Невероятную ярость у Натаны вызывали два момента: фактически отнятые у неё и оставленные Иоганном рем Пау без матери дети… и отнятый тусклым никчёмным ничтожеством рем Дажем муж! И если собственного отца (вот отца ли?) она скорее постаралась бы пристрелить из корабельной пушки с максимальной дистанции – даже сквозь застилающий глаза гнев этот человек, сотворивший с ней такое, пугал, – то Гарта она с удовольствием оттаскала бы за воротник, и плевать, кем он там раньше служил в войсках орбитального базирования. Сжать хорошенько за шею мерзкого гада и, глядя в глаза, с пристрастием поспрашивать, как он, сволочь, посмел присвоить себе её чувства, которые она испытывала совсем к другому мужчине!
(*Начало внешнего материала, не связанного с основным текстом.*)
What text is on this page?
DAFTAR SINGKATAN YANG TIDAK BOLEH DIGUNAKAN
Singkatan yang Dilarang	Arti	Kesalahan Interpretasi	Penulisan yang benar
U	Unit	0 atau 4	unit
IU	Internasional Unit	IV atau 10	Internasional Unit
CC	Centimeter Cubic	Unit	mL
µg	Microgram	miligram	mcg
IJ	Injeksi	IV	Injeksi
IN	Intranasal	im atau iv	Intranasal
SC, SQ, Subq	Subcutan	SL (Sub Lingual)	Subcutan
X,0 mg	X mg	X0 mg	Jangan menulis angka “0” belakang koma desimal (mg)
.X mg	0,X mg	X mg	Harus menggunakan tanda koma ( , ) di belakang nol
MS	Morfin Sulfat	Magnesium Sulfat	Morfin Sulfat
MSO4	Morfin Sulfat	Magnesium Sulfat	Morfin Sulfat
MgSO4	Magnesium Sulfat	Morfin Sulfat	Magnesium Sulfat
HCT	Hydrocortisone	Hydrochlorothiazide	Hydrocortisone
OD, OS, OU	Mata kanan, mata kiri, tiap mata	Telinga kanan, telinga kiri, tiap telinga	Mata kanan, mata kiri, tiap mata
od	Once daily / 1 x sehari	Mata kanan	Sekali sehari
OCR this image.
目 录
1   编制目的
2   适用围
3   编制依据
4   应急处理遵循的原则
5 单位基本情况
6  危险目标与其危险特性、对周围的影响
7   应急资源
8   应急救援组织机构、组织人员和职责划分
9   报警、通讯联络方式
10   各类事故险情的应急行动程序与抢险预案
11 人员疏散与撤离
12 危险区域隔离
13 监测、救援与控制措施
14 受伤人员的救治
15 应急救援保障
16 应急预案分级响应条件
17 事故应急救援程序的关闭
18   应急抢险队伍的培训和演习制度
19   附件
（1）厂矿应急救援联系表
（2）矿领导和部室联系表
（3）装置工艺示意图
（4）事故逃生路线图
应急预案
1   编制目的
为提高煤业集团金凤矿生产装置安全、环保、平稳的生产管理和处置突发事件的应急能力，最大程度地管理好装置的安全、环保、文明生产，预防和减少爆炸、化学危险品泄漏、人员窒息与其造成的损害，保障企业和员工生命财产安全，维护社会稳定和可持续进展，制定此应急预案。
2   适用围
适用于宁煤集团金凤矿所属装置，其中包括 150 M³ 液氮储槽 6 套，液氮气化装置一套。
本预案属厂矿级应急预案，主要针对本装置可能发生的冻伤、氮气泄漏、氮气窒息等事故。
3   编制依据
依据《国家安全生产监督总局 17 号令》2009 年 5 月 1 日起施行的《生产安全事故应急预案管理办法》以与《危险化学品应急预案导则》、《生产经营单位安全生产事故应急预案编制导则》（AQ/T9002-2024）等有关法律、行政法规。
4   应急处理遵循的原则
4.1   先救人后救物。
Чуть успокоившись и вспомнив ещё некоторые моменты из забытого прошлого (а кое-что банально выспросив у своих детей), женщина с некоторой долей вернувшейся циничности констатировала, что и Михаил не мог претендовать на звание «эталона идеального мужчины»: недостатки есть у всех, а уж у того, кто постоянно рядом, они находятся как бы сами собой. Но Миш был хорошим человеком, неплохим отцом, а главное – всё с лихвой компенсировала его маленькая личная особенность. Любовь! Супруг любил её – сильно, преданно, и чувство это с годами ничуть не слабело. Разорвать эту связь можно было, только убив мужчину. Любовь мужа поддерживала её долгие годы, прожитые в чужом мире, раз за разом воспламеняя её собственное чувство. Чувство, которое она, одураченная собственной памятью, добровольно отдала равнодушному проходимцу! Убила бы! Впрочем, уже поздно: рем Даж мёртв, а тело она собственноручно разнесла на атомы вместе с проклятым поместьем. В свете только что полученной информации, совершённое частично расчётливо, частично на эмоциях действие приобретало дополнительный смысл и глубину.